Gomes ressalta que a grande preocupação da pandemia era que toda a população de um local fosse infectada ao mesmo tempo e precisasse de um recurso avançado de tratamento. Diante disso, ele alerta que o isolamento e o distanciamento devem ser mantidos, e que ninguém deve se arriscar a ser infectado com o vírus a fim de criar imunidade. 

"Sé é algo pelo qual todos vão passar, que seja lento e progressivamente, porque assim teremos um sistema de saúde capaz de oferecer às pessoas, pelo menos, o direito de serem tratadas. Se todos passarem ao mesmo tempo e tivermos uma taxa muito alta de contaminação – e complicações – nenhum país do mundo conseguiria tratar de uma forma simultânea", defende.

Manaus

A pesquisa, publicada no portal MedRxiv e ainda não revisada por pares, analisou a presença de anticorpos em cerca de 6,3 mil amostras de sangue da Fundação Hospitalar de Hematologia e Hemoterapia do Amazonas entre fevereiro e agosto.

Nos dois primeiros meses analisados, menos de 1% apresentava anticorpos.

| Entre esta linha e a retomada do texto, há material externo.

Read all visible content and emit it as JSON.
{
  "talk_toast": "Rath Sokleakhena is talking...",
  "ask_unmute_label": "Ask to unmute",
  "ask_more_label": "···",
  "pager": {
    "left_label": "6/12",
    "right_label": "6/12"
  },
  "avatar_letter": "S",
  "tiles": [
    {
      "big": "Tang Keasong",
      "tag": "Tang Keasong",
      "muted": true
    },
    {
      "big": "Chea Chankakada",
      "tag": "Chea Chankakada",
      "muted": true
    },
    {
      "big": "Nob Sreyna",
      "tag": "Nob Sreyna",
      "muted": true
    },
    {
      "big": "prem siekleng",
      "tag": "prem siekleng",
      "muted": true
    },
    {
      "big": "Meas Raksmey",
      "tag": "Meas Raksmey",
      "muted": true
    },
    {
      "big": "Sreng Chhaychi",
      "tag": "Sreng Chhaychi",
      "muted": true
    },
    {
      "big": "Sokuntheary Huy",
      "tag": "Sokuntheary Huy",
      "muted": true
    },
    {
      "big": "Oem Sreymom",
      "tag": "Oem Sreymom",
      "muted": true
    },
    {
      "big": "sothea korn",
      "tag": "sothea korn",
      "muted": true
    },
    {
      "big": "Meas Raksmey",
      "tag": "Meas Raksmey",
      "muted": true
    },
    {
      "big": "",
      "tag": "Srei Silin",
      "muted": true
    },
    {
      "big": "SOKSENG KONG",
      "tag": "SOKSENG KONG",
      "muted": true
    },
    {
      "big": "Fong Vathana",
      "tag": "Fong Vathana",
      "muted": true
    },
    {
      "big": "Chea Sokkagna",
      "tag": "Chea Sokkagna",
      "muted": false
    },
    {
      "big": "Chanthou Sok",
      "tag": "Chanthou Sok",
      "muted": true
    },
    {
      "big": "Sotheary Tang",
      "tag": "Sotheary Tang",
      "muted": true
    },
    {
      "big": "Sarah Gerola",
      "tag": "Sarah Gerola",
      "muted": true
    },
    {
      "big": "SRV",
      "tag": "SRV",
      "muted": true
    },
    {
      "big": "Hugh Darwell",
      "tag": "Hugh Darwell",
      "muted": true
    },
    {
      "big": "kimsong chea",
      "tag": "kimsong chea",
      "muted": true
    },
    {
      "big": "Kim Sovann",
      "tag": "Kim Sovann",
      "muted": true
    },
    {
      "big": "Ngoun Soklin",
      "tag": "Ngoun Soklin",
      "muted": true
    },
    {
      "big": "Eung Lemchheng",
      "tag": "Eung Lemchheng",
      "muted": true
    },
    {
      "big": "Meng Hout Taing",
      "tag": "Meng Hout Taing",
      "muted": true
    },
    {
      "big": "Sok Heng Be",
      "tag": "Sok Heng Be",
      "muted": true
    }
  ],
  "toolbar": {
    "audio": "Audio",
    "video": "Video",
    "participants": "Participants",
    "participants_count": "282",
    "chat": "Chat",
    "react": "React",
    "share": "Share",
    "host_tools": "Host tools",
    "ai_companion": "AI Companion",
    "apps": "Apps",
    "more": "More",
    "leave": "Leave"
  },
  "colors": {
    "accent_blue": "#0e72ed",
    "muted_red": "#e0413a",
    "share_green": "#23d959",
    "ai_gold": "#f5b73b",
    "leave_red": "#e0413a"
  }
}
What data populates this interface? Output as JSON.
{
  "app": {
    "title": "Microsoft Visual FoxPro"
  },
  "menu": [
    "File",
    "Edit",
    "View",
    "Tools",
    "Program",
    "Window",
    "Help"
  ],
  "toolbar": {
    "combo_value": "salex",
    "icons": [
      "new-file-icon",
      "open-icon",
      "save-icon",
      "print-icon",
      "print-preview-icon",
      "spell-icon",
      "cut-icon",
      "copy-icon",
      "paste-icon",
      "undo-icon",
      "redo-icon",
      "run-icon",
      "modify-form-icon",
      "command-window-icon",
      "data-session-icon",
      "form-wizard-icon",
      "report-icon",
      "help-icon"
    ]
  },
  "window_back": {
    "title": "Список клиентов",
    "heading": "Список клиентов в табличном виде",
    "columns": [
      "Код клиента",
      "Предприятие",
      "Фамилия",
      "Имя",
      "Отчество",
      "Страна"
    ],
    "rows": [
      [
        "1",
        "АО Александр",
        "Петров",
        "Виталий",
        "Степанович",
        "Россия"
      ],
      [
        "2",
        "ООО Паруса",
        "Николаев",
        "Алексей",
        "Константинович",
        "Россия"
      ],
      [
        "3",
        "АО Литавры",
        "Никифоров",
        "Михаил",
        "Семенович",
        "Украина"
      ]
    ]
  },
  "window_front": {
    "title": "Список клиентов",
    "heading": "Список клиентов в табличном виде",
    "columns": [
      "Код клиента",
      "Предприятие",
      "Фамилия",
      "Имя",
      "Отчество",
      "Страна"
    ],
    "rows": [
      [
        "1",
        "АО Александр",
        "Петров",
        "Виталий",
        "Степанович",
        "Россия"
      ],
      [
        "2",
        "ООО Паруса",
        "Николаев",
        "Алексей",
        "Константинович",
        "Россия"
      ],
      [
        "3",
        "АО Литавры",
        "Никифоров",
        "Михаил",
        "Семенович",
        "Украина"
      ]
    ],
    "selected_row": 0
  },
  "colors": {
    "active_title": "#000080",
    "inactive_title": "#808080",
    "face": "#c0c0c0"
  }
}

Já em agosto, entre 44% e 66% das amostras apresentavam os anticorpos contra o vírus.

O número pode indicar que a cidade atingiu a imunidade de rebanho, após apresentar alta taxa de transmissão e mortalidade em março e abril e a rápida queda desses dados nos meses seguintes.

Os pesquisadores reconhecem que a amostragem é considerada pequena e inclui apenas doadores de sangue. Além disso, o estudo considera que outros fatos, como o aumento do uso de máscara e a ampla prática do isolamento social também colaboraram com a queda no número de casos na região. 

Até essa terça (22), Manaus já registrou oficialmente 47.599 casos de Covid-19 e 2.462 mortes, que representam 62% dos óbitos registrados em todo o estado.